Scientists tell us that for every grain of sand on Earth, there are 10,000 stars in the universe (along with 275 million new stars born every day). I offer this just in case you need to remind yourself that there is more to life than the small planet we’re living on, or the three new brown spots you just discovered on your arm, or the hearing aids you can’t find without your glasses.

It’s easy to look in the mirror and see only what’s missing or who we aren’t anymore. The downside of age is not that our bodies change, but that our spirits dim and our enthusiasm for the mystery of life wanes. And while we might let ourselves believe it’s because our bodies and minds can no longer do what they once did for us, it’s mostly because we have forgotten who we are and where we come from.

What’s the secret for a meaningful second half of life?

It’s the same as it was when we were 21. We must let the stars turn us into philosophers and dreamers with an insatiable curiosity to unravel the mysteries of life. We must remind ourselves, as Pierre Teilhard de Chardin once said, “we are not human beings having a spiritual experience. We are spiritual beings having a human experience.” Or if you prefer your wisdom from Toy Story, take this from Oxygen Buzz Lightyear:  We must look past our physical bodies and reach out to infinity and beyond.

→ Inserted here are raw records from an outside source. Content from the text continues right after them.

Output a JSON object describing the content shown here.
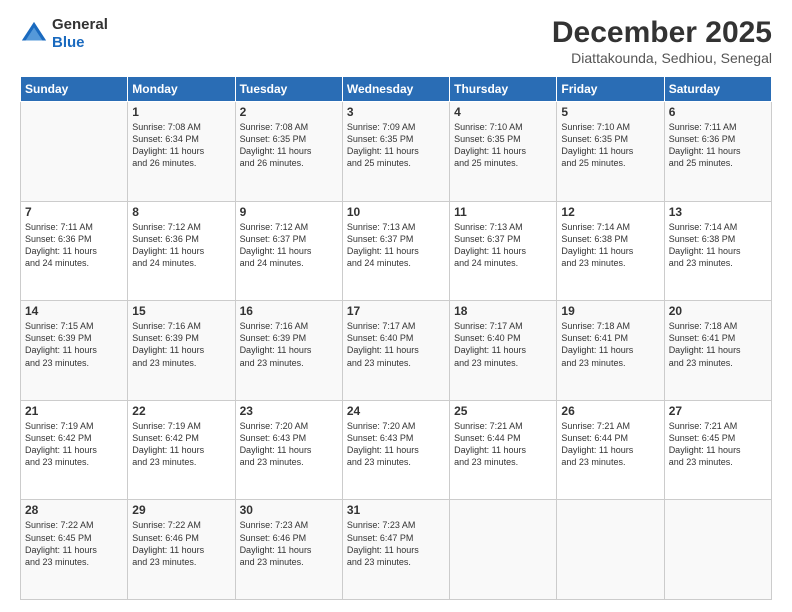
{
  "header": {
    "logo": {
      "line1": "General",
      "line2": "Blue"
    },
    "title": "December 2025",
    "location": "Diattakounda, Sedhiou, Senegal"
  },
  "days_of_week": [
    "Sunday",
    "Monday",
    "Tuesday",
    "Wednesday",
    "Thursday",
    "Friday",
    "Saturday"
  ],
  "weeks": [
    [
      {
        "day": "",
        "info": ""
      },
      {
        "day": "1",
        "info": "Sunrise: 7:08 AM\nSunset: 6:34 PM\nDaylight: 11 hours\nand 26 minutes."
      },
      {
        "day": "2",
        "info": "Sunrise: 7:08 AM\nSunset: 6:35 PM\nDaylight: 11 hours\nand 26 minutes."
      },
      {
        "day": "3",
        "info": "Sunrise: 7:09 AM\nSunset: 6:35 PM\nDaylight: 11 hours\nand 25 minutes."
      },
      {
        "day": "4",
        "info": "Sunrise: 7:10 AM\nSunset: 6:35 PM\nDaylight: 11 hours\nand 25 minutes."
      },
      {
        "day": "5",
        "info": "Sunrise: 7:10 AM\nSunset: 6:35 PM\nDaylight: 11 hours\nand 25 minutes."
      },
      {
        "day": "6",
        "info": "Sunrise: 7:11 AM\nSunset: 6:36 PM\nDaylight: 11 hours\nand 25 minutes."
      }
    ],
    [
      {
        "day": "7",
        "info": "Sunrise: 7:11 AM\nSunset: 6:36 PM\nDaylight: 11 hours\nand 24 minutes."
      },
      {
        "day": "8",
        "info": "Sunrise: 7:12 AM\nSunset: 6:36 PM\nDaylight: 11 hours\nand 24 minutes."
      },
      {
        "day": "9",
        "info": "Sunrise: 7:12 AM\nSunset: 6:37 PM\nDaylight: 11 hours\nand 24 minutes."
      },
      {
        "day": "10",
        "info": "Sunrise: 7:13 AM\nSunset: 6:37 PM\nDaylight: 11 hours\nand 24 minutes."
      },
      {
        "day": "11",
        "info": "Sunrise: 7:13 AM\nSunset: 6:37 PM\nDaylight: 11 hours\nand 24 minutes."
      },
      {
        "day": "12",
        "info": "Sunrise: 7:14 AM\nSunset: 6:38 PM\nDaylight: 11 hours\nand 23 minutes."
      },
      {
        "day": "13",
        "info": "Sunrise: 7:14 AM\nSunset: 6:38 PM\nDaylight: 11 hours\nand 23 minutes."
      }
    ],
    [
      {
        "day": "14",
        "info": "Sunrise: 7:15 AM\nSunset: 6:39 PM\nDaylight: 11 hours\nand 23 minutes."
      },
      {
        "day": "15",
        "info": "Sunrise: 7:16 AM\nSunset: 6:39 PM\nDaylight: 11 hours\nand 23 minutes."
      },
      {
        "day": "16",
        "info": "Sunrise: 7:16 AM\nSunset: 6:39 PM\nDaylight: 11 hours\nand 23 minutes."
      },
      {
        "day": "17",
        "info": "Sunrise: 7:17 AM\nSunset: 6:40 PM\nDaylight: 11 hours\nand 23 minutes."
      },
      {
        "day": "18",
        "info": "Sunrise: 7:17 AM\nSunset: 6:40 PM\nDaylight: 11 hours\nand 23 minutes."
      },
      {
        "day": "19",
        "info": "Sunrise: 7:18 AM\nSunset: 6:41 PM\nDaylight: 11 hours\nand 23 minutes."
      },
      {
        "day": "20",
        "info": "Sunrise: 7:18 AM\nSunset: 6:41 PM\nDaylight: 11 hours\nand 23 minutes."
      }
    ],
    [
      {
        "day": "21",
        "info": "Sunrise: 7:19 AM\nSunset: 6:42 PM\nDaylight: 11 hours\nand 23 minutes."
      },
      {
        "day": "22",
        "info": "Sunrise: 7:19 AM\nSunset: 6:42 PM\nDaylight: 11 hours\nand 23 minutes."
      },
      {
        "day": "23",
        "info": "Sunrise: 7:20 AM\nSunset: 6:43 PM\nDaylight: 11 hours\nand 23 minutes."
      },
      {
        "day": "24",
        "info": "Sunrise: 7:20 AM\nSunset: 6:43 PM\nDaylight: 11 hours\nand 23 minutes."
      },
      {
        "day": "25",
        "info": "Sunrise: 7:21 AM\nSunset: 6:44 PM\nDaylight: 11 hours\nand 23 minutes."
      },
      {
        "day": "26",
        "info": "Sunrise: 7:21 AM\nSunset: 6:44 PM\nDaylight: 11 hours\nand 23 minutes."
      },
      {
        "day": "27",
        "info": "Sunrise: 7:21 AM\nSunset: 6:45 PM\nDaylight: 11 hours\nand 23 minutes."
      }
    ],
    [
      {
        "day": "28",
        "info": "Sunrise: 7:22 AM\nSunset: 6:45 PM\nDaylight: 11 hours\nand 23 minutes."
      },
      {
        "day": "29",
        "info": "Sunrise: 7:22 AM\nSunset: 6:46 PM\nDaylight: 11 hours\nand 23 minutes."
      },
      {
        "day": "30",
        "info": "Sunrise: 7:23 AM\nSunset: 6:46 PM\nDaylight: 11 hours\nand 23 minutes."
      },
      {
        "day": "31",
        "info": "Sunrise: 7:23 AM\nSunset: 6:47 PM\nDaylight: 11 hours\nand 23 minutes."
      },
      {
        "day": "",
        "info": ""
      },
      {
        "day": "",
        "info": ""
      },
      {
        "day": "",
        "info": ""
      }
    ]
  ]
}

Putting the Creative and Awakened Life Into Practice
Oxygen Buzz Challenge #5: Stargazing—To Infinity and Beyond

Something to Ponder

  • “When you reach for the stars, you are reaching for the farthest thing out there. When you reach deep into yourself, it is the same thing, but in the opposite direction. If you reach in both directions, you will have spanned the universe.”
    Vera Nazarian
  • You want to find infinity in the stars? Read a little Rumi each night. The 13th Century Persian mystic was one of the world’s great spiritual poets. There are many translations of his poetry. You could start with “The Essential Rumi” by Coleman Barks.
  • “You are not a drop in the ocean. You are the entire ocean in a drop.”

 Something to Watch

Something to Do

  • Make time for stargazing. Go to the desert, the ocean, the top of a mountain, a nearby planetarium, or your back porch. Even in the brightest city, you can find stars somewhere. Look up and get lost in the night sky. Treat your stargazing as a new kind of mindful meditation, no different than if you were closing your eyes in the quiet of your own home, church, temple, or sanctuary. Do it for a week or two. Ten minutes a night. Just you and the stars.
  • Use the stars to remind yourself that we are more than the country we live in, the political party we follow, the careers we have chosen. We are more than the family and friends we share our lives with. We are more than the illnesses we have, the troubles we face. We are part of a cosmic journey that is unimaginable. And it is our mission to consciously connect with this journey.
  • Use the stars to contemplate the illusion of age, time, and space.
  • Use the stars to stoke your imagination and curiosity; to fuel a life-long quest for wisdom and truth, along with the experiences which will breathe life and ownership into that wisdom and truth.
  • Use the stars as inspiration to boldly step toward the life you want to live; to step out of the safety of your home, your physical body, your senses, and your reality; to begin the long walk toward who you really are.

So, what’s the secret to aging well?

It starts with realizing we’re not aging at all.